Першоу издал смешок, предаваясь неподдельному веселью, и Эйден почувствовал, что по спине у него поползли мурашки.
— Не кощунствуйте, — ласково проговорил командир. — Из некоторых вольнорожденных получаются вполне приличные воины, и — я должен с неохотой это признать — вы один из них. Но «вольняге» никогда не стать вернорожденным, и вы поливаете грязью идеал евгеники, даже просто предполагая равенство между ними. Ваши слова — еще одно черное пятно в вашем и так уже сильно запятнанном послужном списке.
— Сэр, должен ли я полагать, что вы вините меня в смерти Баста?
Улыбка Каэля Першоу стала еще шире.
— Виню вас в смерти Баста? Как вы можете даже задавать такие вопросы? Конечно, я виню вас в его смерти. Вы, паршивый недоносок, убили отличного воина, а до этого в предыдущей драке ранили его. Мы не должны терять наших людей паза глупых ссор, мы обязаны беречь воинов, как бережем оружие и боезапас. Это в обычаях Клана. Смерть Баста — бессмысленная потеря. Тем более что она просто удовлетворила мелкие чувства никчемного воина-вольнорожденного.

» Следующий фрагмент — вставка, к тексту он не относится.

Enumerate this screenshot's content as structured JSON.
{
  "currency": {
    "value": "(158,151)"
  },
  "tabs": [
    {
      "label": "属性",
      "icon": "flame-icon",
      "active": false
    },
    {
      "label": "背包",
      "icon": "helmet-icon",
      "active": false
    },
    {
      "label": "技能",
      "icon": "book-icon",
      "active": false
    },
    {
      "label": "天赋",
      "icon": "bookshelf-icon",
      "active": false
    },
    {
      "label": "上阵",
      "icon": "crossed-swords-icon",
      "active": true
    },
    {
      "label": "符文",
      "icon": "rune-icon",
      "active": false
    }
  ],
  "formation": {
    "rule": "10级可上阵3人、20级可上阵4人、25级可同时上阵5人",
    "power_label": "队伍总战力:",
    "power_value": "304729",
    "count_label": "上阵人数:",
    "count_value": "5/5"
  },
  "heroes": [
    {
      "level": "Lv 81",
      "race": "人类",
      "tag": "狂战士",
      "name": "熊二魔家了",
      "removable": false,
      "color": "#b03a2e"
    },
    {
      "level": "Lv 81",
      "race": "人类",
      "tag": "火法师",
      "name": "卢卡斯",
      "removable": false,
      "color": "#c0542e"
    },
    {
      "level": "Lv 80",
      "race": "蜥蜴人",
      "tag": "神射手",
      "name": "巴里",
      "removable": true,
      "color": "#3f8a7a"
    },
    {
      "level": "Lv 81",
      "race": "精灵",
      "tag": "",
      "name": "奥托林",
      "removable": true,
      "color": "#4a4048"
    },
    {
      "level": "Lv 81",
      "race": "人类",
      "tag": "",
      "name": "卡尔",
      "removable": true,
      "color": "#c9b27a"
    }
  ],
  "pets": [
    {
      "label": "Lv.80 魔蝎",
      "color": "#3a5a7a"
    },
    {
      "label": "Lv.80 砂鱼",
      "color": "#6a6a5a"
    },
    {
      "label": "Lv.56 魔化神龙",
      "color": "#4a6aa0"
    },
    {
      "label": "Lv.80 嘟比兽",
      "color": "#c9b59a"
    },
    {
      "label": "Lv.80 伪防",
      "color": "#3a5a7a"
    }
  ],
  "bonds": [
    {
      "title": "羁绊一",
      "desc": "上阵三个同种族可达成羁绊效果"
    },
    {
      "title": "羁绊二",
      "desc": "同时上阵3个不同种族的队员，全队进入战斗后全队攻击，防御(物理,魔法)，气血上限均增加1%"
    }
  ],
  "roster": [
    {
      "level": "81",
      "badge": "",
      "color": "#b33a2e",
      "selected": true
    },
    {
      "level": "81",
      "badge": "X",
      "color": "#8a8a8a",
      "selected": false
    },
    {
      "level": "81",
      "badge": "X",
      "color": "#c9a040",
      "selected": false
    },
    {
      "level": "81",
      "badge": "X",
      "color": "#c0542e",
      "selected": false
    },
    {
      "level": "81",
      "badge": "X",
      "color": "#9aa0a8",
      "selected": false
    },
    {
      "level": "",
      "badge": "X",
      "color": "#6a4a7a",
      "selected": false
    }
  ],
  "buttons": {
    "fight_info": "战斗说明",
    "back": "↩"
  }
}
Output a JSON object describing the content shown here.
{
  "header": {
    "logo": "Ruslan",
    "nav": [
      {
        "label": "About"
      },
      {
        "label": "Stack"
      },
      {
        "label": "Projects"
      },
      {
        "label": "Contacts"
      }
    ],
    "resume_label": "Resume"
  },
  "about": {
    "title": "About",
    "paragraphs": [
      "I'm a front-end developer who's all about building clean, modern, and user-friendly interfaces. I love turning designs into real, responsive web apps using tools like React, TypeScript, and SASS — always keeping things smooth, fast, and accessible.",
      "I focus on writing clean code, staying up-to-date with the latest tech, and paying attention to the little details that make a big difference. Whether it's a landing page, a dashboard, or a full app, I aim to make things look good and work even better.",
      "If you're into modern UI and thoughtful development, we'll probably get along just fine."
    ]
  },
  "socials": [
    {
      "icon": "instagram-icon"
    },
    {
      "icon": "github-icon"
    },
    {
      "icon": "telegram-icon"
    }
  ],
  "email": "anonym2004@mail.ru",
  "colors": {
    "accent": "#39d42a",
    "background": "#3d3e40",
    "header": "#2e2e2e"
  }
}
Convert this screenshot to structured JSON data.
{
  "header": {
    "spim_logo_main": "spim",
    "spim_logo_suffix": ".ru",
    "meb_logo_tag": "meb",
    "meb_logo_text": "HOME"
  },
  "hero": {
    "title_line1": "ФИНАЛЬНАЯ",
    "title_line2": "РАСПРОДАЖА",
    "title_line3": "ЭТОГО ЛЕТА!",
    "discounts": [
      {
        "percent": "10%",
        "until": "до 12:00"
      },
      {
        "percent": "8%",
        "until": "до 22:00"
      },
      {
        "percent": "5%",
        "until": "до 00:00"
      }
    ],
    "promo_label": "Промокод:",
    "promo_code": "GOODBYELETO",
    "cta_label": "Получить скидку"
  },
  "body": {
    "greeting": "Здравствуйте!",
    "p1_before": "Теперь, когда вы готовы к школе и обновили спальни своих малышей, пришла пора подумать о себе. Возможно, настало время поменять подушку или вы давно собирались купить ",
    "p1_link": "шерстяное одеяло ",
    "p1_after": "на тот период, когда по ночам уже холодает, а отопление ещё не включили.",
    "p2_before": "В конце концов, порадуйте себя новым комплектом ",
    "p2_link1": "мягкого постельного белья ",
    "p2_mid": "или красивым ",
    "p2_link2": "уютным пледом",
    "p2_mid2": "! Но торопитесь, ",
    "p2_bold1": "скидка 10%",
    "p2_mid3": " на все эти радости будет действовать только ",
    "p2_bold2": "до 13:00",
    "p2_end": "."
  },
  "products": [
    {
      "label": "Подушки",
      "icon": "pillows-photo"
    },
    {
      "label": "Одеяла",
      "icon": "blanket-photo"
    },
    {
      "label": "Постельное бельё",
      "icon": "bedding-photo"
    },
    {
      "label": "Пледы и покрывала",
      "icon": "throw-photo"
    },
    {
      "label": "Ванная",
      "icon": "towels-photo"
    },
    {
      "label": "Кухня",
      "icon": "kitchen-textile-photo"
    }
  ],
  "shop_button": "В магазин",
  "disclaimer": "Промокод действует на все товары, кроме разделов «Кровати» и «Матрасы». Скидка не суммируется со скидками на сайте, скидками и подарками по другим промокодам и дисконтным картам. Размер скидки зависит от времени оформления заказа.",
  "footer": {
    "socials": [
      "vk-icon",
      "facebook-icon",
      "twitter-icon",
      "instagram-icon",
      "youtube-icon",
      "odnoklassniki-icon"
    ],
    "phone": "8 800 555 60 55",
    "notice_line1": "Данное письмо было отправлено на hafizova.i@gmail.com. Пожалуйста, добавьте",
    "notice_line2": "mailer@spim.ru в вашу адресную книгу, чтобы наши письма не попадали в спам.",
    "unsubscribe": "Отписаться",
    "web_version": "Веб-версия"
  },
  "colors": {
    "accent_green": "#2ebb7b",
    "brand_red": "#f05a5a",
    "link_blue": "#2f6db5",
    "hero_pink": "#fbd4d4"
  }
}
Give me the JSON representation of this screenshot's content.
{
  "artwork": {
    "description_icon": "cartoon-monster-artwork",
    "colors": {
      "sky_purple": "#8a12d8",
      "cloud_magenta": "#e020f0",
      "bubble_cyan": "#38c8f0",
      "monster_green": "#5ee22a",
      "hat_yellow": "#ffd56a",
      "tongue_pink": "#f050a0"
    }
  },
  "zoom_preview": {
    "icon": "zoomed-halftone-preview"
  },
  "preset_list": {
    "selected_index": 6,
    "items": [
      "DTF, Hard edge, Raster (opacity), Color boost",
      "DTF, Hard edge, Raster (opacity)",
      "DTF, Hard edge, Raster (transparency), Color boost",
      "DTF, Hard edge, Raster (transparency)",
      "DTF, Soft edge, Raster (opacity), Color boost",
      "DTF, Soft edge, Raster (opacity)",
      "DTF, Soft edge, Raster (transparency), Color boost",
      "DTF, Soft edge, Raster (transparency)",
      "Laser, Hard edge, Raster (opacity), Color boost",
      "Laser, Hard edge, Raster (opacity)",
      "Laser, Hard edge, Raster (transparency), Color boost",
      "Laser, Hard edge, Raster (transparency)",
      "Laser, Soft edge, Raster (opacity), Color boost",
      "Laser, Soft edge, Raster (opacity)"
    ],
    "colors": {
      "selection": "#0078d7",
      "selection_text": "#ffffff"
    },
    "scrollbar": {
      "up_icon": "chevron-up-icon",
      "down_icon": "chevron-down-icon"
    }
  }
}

Выслушивая все новые и новые оскорбления, Эйден все больше внутренне свирепел. Он хотел вызвать своего командира на поединок в Круг Равных — единственное место, где воин мог сражаться со старшим по званию офицером. Но Каэль Першоу запретил Круг, мотивируя это тем, что он не предназначен для решения мелких ссор.
Першоу, без сомнения, чувствовал, что внутри «вольняги» все бурлит, но Эйден поклялся никак не выдавать своих чувств. И выполнять эту клятву становилось все труднее, по мере того как ширилась улыбка полковника, выражая серьезную и неприкрытую угрозу.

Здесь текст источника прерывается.